Is it my fault? How can I stop this from happening? What could I have done differently to prevent this? Will I have to move? What about all my friends? Will I have to change schools? What will my friends think? Why can't my parents be like Lisa's parents? Should I judge my mum and dad? Should I be mad at them? Will I still visit my family in another state? What will happen on my birthday? Do my parents hate me? Do my parents hate each other? Ew, will they get married to other people? Do I have to pick sides? WHY? WHY? WHY?
The list goes on, but it's important to know that generally speaking, your parents have likely figured out all these things before they decided to sit you down. They thought this through and know that they will be happier if separated.
They have worked out the logistics, but it's up to you to decide how you want to handle the emotions that come with a divorce. You're allowed to be weak, freak out, and ask all the questions listed above, but know that over time, it will work out. It doesn't always come easily, and all the questions may not be answered immediately, but you will absolutely adjust to these changes over time. It may seem impossible, but think about your parents and know that you did absolutely nothing to cause this.
What comes next may be an emotional roller coaster, but you will grow, and you will learn from this. You can form even stronger relationships with your parents individually, because you are their top priority. They want to give you a happy home and a happy family life, but they know they cannot do this together.
Talk to them about your fears, find support in a therapist or a friend who has been through this before, but try not to keep your emotions stuffed deep inside.
I know it's easier said than done; I've been there. My parents told me they were splitting when I was in 10th grade, and after going through all the motions and speaking to a therapist, I found it to be incredibly helpful to speak with my peers who had gone through the same thing. After one coincidental conversation, two friends and I decided we wanted to start a club for students to talk about their unique domestic situations . . . they didn't even have to talk, just listen, and find peace in knowing they're not alone.
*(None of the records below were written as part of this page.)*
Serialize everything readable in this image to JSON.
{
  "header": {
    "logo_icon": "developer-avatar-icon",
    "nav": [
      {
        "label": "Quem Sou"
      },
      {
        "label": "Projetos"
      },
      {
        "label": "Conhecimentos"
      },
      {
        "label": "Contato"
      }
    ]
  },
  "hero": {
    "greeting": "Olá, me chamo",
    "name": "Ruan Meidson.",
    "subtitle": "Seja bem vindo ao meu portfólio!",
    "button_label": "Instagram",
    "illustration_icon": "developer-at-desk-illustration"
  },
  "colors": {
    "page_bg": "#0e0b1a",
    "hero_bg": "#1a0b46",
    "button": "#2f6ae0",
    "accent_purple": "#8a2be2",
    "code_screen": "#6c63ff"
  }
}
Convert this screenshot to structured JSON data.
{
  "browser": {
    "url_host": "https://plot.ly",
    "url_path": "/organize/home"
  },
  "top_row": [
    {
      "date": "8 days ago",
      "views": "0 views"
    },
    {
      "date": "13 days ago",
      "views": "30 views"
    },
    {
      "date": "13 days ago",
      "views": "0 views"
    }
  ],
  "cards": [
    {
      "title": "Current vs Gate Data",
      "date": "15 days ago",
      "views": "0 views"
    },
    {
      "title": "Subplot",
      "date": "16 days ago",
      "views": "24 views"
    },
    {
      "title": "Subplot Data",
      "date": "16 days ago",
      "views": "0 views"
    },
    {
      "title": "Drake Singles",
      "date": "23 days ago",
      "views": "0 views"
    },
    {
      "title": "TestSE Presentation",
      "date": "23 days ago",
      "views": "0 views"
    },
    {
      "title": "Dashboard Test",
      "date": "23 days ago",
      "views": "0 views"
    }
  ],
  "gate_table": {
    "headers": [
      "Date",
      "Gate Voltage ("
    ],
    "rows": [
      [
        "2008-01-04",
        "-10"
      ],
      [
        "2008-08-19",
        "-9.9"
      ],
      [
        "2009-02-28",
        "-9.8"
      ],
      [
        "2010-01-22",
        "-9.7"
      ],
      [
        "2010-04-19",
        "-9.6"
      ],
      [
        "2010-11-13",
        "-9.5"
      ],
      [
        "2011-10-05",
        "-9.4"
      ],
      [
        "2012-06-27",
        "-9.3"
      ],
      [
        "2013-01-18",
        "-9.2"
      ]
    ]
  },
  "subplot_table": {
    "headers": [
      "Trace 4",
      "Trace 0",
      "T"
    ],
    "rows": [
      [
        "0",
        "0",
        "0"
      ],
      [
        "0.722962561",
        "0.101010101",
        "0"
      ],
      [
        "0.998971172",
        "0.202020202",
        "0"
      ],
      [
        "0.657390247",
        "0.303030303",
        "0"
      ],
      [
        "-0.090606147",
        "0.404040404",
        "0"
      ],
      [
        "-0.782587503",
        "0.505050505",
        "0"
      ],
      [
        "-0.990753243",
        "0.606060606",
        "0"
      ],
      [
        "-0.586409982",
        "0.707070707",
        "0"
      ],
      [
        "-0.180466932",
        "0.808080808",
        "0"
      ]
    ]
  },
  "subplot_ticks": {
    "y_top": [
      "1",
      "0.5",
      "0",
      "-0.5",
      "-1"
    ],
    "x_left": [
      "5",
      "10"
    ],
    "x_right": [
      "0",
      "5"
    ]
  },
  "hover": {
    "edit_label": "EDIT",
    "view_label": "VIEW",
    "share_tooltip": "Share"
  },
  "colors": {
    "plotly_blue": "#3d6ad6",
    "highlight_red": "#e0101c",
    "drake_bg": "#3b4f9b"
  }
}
We called it "Wishbone" because wishbones split, but the pieces are just as sturdy apart as they are as one. With the help of the school social worker, we provided a judgment-free zone for anyone who wanted to join. Many schools have programs like Wishbone, and talking to the school social worker was the first step for us.
It's just one example, and it could be a first step for you, too, if you want to.
Over time, you will learn that true love does exist, and maybe your parents weren't meant to be married forever. But, they were meant to try because they had you!